Hon Chairperson, the EFF rejects Budget Vote
38 on human settlement. South Africa is facing a huge housing crisis and it will soon blow up in our faces and bring this country into a stand still.
Statistics South Africa reports that by 2018 South Africa had backlog of 2,2 million housing units and the government has only built over three million houses since 1994. This means that it may take us another twenty years just to build two million more houses. This means that at the current pace, there are people who may die without ever having had a proper house in this country.
While this crisis is happening, the ANC is busy destroying houses of black people. Just a few weeks after election results were announced, ANC-led municipalities across the country
started, on a massive onslaught against our people whose only sin was simply to build house for themselves.
In the Buffalo city in the Eastern Cape, the ANC government destroyed millions of worthy houses of black people, who had out of their own sweat built themselves, close to East London airport.
In Ntabankulu, in the Eastern Cape the local municipality destroyed houses they claimed had been built illegally on municipality land. In Alexandre in Gauteng, Rock JHB Metropolis officials working with the provincial government destroyed people's houses under the pretext that they were built illegally.
The ANC has been using the laws to keep African people homeless in this country but what this points to Chairperson, is that there is no overarching vision, no plan, no political will to alleviate the housing crisis in this country. The Budget presented here willful insufficient to deal with the housing challenging facing our own people and fails to re- imagine the country's approach to the problem of housing backlog and urban's prowl and fails to acknowledge that this is a consequence of
having a few cities that can reasonably absorb a large number of labour.
The dispossession of African land in rural areas, the uneven development of cities, the poor employment prospects in rural areas has caused massive urban prowl that your policy makers have been unable to handle. As a consequence, we have thousands of people flocking in Gauteng, Cape Town, and Durban each and every ear because there is no hope of them finding work anywhere else in South Africa.
The housing crisis in this country therefore is at the same time as a labour crisis. It is about the pride of millions of black people who are unable find jobs closer to their homes. It is as a consequence of this that black people have been forcibly repossessing land in urban areas to build houses for themselves, because your government has been unable to do so for the past twenty-five years.
The dehumanizing reality of homelessness, the psychological injury of not having a place to call yours are both rooted in
history of land dispossessed and the brutal apartheid project of social engineering. The state is not out of options and can resolve the housing crisis if there is a political will to do so.
This can be done through the following:
Do away with apartheid special planning and expropriate land without compensation, closer to inner city centre to build sustainable housing for all. Establish a state housing company that will progressively build house for the poor, improve the quality and size of low cost houses through the state house construction company. So that the state regulates housing finance by providing housing finance that does not exceed the period of ten years.
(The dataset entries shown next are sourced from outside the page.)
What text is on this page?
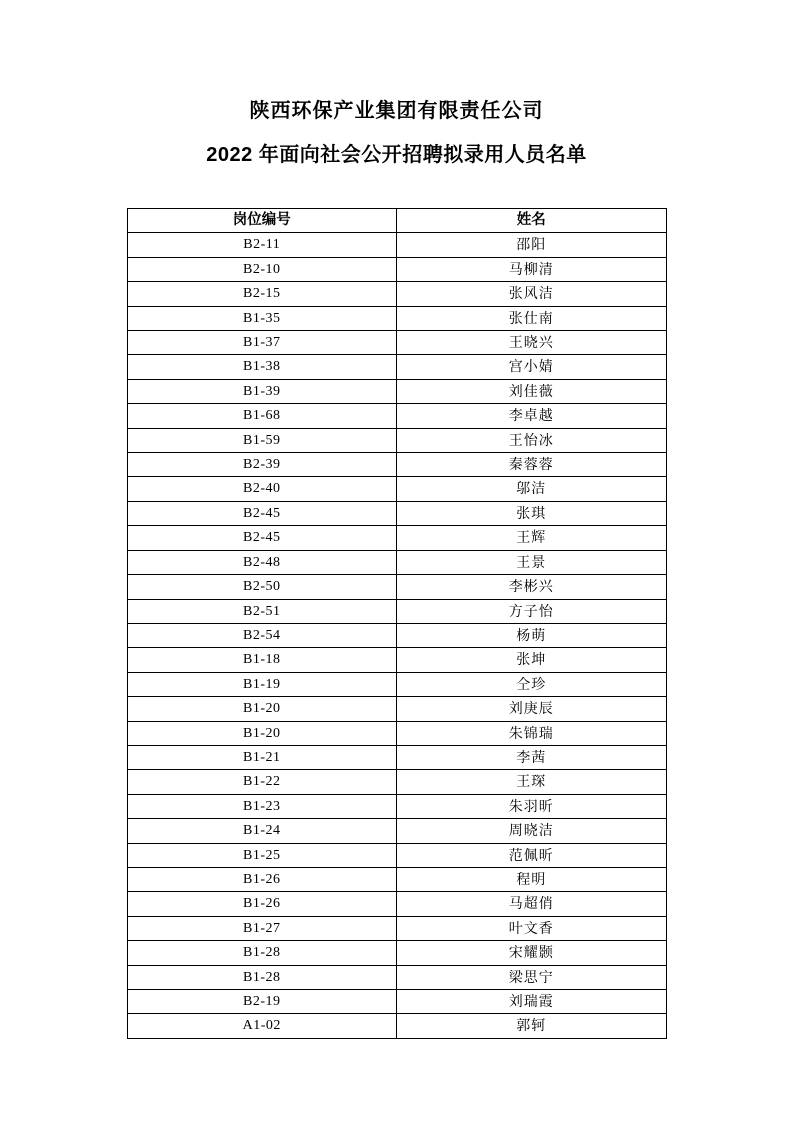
陕西环保产业集团有限责任公司
2022 年面向社会公开招聘拟录用人员名单
岗位编号	姓名
B2-11	邵阳
B2-10	马柳清
B2-15	张风洁
B1-35	张仕南
B1-37	王晓兴
B1-38	宫小婧
B1-39	刘佳薇
B1-68	李卓越
B1-59	王怡冰
B2-39	秦蓉蓉
B2-40	邬洁
B2-45	张琪
B2-45	王辉
B2-48	王景
B2-50	李彬兴
B2-51	方子怡
B2-54	杨萌
B1-18	张坤
B1-19	仝珍
B1-20	刘庚辰
B1-20	朱锦瑞
B1-21	李茜
B1-22	王琛
B1-23	朱羽昕
B1-24	周晓洁
B1-25	范佩昕
B1-26	程明
B1-26	马超俏
B1-27	叶文香
B1-28	宋耀颢
B1-28	梁思宁
B2-19	刘瑞霞
A1-02	郭轲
Guaranteed integrated human settlement with guaranteed bulk services such as water provision, electricity, sewerage systems, parks and recreation facilities. Convert unused state building into affordable houses for the poor, offering people long term secured leasehold to these buildings.
The state must once and for all clarify the powers of traditional leaders to allocate land for housing in rural areas. People's livelihoods are at risk because of the contestation between traditional leaders and municipalities about who has power to allocate land for housing. Failure to do this, will collapse our current cities because we cannot sustainably have any human settlement strategy that will accommodate the current growth of cities.
The failure of the post 1994 regime, to decentralize economic development and promote industrialization in areas other than those cities developed during colonialism and apartheid means that we will have more and more people moving into a few cities and towns looking for employment and not having any place to stay. The problem of human settlement is directly linked to our inability to decentralize development to area other than our current cities. Unless we do this, we will continue pumping money for short term, unsustainable solutions to the human settlement challenge. We reject this budget as EFF. Thanks Chairperson.
THE HOUSE CHAIRPERSON: Thanks hon member.